The firm said it has seen strong flows through the UK platform, from Intrinsic advisers through the Old Mutual Cirilium portfolios range, as well as into popular funds such as the Old Mutual Global Equity Absolute Return and Richard Buxton's UK Alpha fund.
It noted WealthSelect also continued to attract good levels of net new investments over 2015, taking overall FUM in this area to £1.7bn.
Meanwhile, its UK platform had NCCF of £2.7bn for the year; up 35% on the previous 12 months. This was driven primarily by net pension sales, up 52%, following a boost from the introduction of pensions freedoms. Pre-tax profits for this part of the business rose by 74% over the year, from £19m to £33m.

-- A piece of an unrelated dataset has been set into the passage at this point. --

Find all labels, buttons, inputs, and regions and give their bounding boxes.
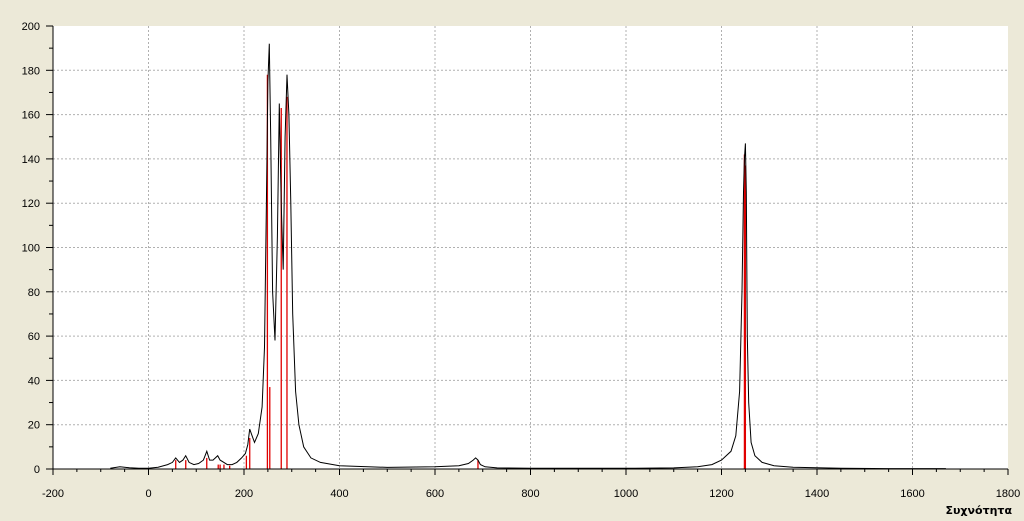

Sales onto the platform via Intrinsic advisers now account for 25% of all platform NCCF for the year. Total platform net flows into OMGI were £1.1bn, up from £0.9bn in 2014.
Our vertically integrated business strategy is now delivering results for our customers and shareholders. It is this strategy which truly differentiates us from our industry peers.
Long-term investment
Meanwhile, the group reaffirmed its commitment to long-term investment in the UK platform market and an upgrade of its existing offering, adding it will need to conduct "extensive testing and utilise a phased deployment for our roll-out".
"As a result, the expected delivery date has moved from the end of 2016 to H2 2018 for the main part of the Wealth implementation and to 2019 for the Heritage book," according to the group.
Old Mutual Wealth said it has spent £177m to date on the project, with £97m in 2015. It now sees the programme spend to completion of an additional c.£250m. In total over the six-year period, it estimates the current plan will cost around £425m-£450m.
Old Mutual, which was founded in South Africa, has struggled with issues such as tough UK regulation, a weaker rand in South Africa and a complex business structure.
Old Mutual Wealth senior executive duo to exit
The news the company may be planning a breakup of its separate divisions as a result of its strategic review emerged earlier this week.